In The Spotlight
Congratulations to David Yee (PhD 2019), Assistant Professor at Metropolitan State University (Denver), on the publication of his first book, Informal Metropolis: Life on the Edge of Mexico City, 1940-1976 (University of Nebraska Press). Based on his dissertation, Informal Metropolis is a conceptually rich, interdisciplinary examination of urban housing and governance in Mexico from the 1940s-70s.
The annual Book Forum held by Labor: Studies in Working-Class History, will be this Friday, Nov. 8, 2 to 4 pm (Eastern time) via Zoom. This year we feature
Lori Flores's Awaiting Their Feast: Latinx Food Workers and Activism from World War II to COVID
19 (UNC Press). Commentaries will be provided by Stephen Pitti, Nan Enstad, Laura Anne
Minkoff-Zern, and Bryant Simon. Jessie Wilkerson will moderate.
News and Announcements
In The Media
Professor Robert Chase was recently interviewed on Gulf State NPR in New Orleans on a series of civil rights lawsuits filed by Alabama and Louisiana prisoners with a very wide ranging and sweeping civil rights claim. The litigation argues that incarcerated people are laboring as "slaves" and that convict leasing, outlawed in Alabama in 1928, nevertheless continues in the form of coercive work for both public and private corporations.
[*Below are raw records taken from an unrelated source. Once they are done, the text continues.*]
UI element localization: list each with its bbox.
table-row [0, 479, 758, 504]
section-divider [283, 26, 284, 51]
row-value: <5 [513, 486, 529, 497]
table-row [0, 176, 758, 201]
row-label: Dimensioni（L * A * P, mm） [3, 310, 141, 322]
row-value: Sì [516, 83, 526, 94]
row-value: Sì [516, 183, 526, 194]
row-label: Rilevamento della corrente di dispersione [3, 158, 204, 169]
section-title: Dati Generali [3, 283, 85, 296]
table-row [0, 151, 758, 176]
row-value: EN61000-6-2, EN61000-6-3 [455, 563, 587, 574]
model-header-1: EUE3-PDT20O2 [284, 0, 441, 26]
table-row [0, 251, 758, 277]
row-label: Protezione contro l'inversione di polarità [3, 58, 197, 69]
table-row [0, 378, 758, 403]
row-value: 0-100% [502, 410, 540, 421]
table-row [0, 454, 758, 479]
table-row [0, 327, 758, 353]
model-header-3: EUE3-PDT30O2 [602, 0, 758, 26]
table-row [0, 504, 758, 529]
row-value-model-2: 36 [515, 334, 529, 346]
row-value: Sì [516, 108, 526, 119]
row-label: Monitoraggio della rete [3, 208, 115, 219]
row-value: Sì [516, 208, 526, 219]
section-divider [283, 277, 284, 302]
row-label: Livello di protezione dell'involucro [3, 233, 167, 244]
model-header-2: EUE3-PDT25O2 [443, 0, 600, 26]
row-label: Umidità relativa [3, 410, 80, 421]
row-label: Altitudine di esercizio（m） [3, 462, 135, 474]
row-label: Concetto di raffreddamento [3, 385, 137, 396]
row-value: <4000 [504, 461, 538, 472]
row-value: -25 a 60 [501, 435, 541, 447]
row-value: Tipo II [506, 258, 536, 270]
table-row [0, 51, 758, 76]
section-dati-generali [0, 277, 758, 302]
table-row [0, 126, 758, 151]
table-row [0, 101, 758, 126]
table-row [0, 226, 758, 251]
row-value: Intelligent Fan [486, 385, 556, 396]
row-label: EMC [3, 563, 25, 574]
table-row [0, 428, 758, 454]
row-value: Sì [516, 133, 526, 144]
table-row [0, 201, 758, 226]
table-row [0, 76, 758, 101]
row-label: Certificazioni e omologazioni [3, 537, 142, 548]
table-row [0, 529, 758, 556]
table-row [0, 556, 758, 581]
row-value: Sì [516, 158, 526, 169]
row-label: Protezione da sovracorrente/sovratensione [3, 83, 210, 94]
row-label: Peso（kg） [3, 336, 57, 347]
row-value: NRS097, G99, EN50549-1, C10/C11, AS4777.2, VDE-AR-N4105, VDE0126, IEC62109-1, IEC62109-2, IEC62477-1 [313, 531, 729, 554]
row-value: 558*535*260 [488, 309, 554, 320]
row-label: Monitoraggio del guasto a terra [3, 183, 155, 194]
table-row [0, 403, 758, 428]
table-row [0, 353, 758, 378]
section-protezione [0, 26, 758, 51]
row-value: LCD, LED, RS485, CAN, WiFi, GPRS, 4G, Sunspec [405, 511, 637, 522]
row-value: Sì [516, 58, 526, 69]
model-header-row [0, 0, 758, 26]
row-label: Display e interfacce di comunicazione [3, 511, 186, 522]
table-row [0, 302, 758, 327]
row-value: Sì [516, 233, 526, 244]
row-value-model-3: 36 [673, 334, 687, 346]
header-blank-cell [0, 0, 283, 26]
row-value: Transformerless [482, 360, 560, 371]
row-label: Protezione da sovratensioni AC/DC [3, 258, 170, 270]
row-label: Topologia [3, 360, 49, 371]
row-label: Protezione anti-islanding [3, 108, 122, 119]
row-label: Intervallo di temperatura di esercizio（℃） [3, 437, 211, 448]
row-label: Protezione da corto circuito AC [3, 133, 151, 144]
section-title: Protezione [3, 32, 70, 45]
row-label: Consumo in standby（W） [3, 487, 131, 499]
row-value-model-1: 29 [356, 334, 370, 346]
Jacques Coste-Cacho (PhD candidate, Latin American history) recently published an article in The Americas Quarterly examining the future prospects of Mexico's newly elected, first female president, Claudia Sheinbaum, "Claudia Sheinbaum Stays on AMLO's Course."
Aishani Gupta (PhD, 2023) co-authored a recent article on her work in Museum Collections Documentation & Curatorial Planning at the home of the preeminent scientist and polymath, Sir Jagadish Chandra Bose, and his wife Lady Abala Bose, a champion of women's education in colonial Bengal. The article has been published by The Heritage Lab.